If you leave out the *, the columns you list go first and everything else follows in its original order.

--@format assigns a display format to one or more columns. It changes how values look — the underlying number or date is untouched, so sorting, copying, and exporting still use the real value.

The value is a comma-separated list of COLUMN = format pairs:

--@format: INVOICE_AMOUNT = currency(USD), INVOICE_DATE = date(YYYY-MM-DD), TAX_RATE = percent

Commas inside parentheses don’t split the list, so multi-part formats stay intact. Any pair that’s malformed, names a missing column, or uses an unknown format is skipped — the rest still apply.

FormatExample
plain1234.5678
number (same as thousands)1,234.57
thousands1,234.57
number(0dp)1,235
number(2dp)1,234.57
number(4dp)1,234.5678
percent12.34%
scientific1.23e+4

percent follows the usual convention of multiplying by 100, so a stored value of 0.1234 shows as 12.34%.

Use currency(CODE), or just currency on its own to default to USD. The number of decimal places follows each currency’s convention automatically (yen shows none, most others show two).

FormatExample
currency(USD)$1,234.57
currency(EUR)€1,234.57
currency(GBP)£1,234.57
currency(CAD)CA$1,234.57
currency(AUD)A$1,234.57
currency(JPY)¥1,235
currency(INR)₹1,234.57

Use date(FORMAT), or just date to default to YYYY-MM-DD. Data Collage understands dates that come back in ISO (2025-11-15) or Oracle (15-NOV-2025) shapes; anything it can’t read as a date is left untouched.

FormatExample
date(YYYY-MM-DD)2025-11-15
date(YYYY/MM/DD)2025/11/15
date(MM/DD/YYYY)11/15/2025
date(DD/MM/YYYY)15/11/2025
date(DD-MMM-YYYY)15-NOV-2025
date(YYYY-MM-DD HH:mm:ss)2025-11-15 14:30:00
date(relative)3 days ago
--@title: Top AP Invoices by Supplier
--@hide: ORG_ID, CREATED_BY
--@column_order: VENDOR_NAME, INVOICE_NUM, INVOICE_AMOUNT, INVOICE_DATE, *
--@format: INVOICE_AMOUNT = currency(USD), INVOICE_DATE = date(DD-MMM-YYYY)
SELECT s.vendor_name,
i.invoice_num,
i.invoice_amount,
i.invoice_date,
i.org_id,
i.created_by
FROM ap_invoices_all i
JOIN poz_suppliers s ON s.vendor_id = i.vendor_id
WHERE i.invoice_amount > 10000
ORDER BY i.invoice_amount DESC

This run renames the tab, hides ORG_ID and CREATED_BY, pins the four key columns to the front, and formats the amount as US dollars and the date as DD-MMM-YYYY — all without changing the query Fusion actually runs.
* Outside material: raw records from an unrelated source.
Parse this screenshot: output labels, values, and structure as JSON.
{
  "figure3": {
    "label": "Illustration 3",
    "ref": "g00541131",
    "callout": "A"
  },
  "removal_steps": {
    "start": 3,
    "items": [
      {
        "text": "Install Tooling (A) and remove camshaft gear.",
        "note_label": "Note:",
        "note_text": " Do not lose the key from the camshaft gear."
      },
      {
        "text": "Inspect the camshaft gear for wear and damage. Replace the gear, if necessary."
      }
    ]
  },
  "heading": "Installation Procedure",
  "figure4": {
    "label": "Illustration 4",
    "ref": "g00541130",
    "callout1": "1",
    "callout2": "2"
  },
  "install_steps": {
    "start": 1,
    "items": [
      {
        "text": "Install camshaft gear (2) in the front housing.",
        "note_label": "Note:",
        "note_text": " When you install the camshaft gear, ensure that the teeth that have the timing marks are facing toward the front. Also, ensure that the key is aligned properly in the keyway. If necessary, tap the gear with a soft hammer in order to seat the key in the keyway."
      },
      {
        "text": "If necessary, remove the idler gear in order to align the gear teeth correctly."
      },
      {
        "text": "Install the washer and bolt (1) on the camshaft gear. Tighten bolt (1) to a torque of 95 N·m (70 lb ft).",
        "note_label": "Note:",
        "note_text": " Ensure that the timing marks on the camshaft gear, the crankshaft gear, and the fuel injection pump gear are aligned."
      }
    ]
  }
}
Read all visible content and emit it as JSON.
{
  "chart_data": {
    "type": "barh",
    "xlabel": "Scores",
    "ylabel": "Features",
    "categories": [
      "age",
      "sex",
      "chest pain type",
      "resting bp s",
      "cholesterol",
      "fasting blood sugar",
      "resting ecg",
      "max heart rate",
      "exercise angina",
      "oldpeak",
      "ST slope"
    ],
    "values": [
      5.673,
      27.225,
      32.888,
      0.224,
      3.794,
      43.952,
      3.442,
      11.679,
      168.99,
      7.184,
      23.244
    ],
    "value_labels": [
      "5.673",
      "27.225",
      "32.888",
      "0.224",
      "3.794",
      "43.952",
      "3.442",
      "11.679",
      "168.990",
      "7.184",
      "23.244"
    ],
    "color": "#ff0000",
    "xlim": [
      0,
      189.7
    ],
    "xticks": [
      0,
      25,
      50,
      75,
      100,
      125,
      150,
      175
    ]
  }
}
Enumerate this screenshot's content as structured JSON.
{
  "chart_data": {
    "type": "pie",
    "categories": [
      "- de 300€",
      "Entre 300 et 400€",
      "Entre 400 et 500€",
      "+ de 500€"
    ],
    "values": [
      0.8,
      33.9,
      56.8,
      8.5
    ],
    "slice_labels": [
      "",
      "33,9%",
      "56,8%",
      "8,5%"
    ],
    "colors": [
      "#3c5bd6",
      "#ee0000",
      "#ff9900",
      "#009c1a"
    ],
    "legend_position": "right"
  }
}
  • Directives re-apply on every run, even when the data comes back identical.
  • If you tweak the grid by hand afterward — drag a column, change a format from the menu — your change wins until the next run.
  • --@title is the only directive that acts without running the query.
  • Directives and Saved Analyses work well together: an analysis stores the resolved formatting separately, so you can use either approach or both.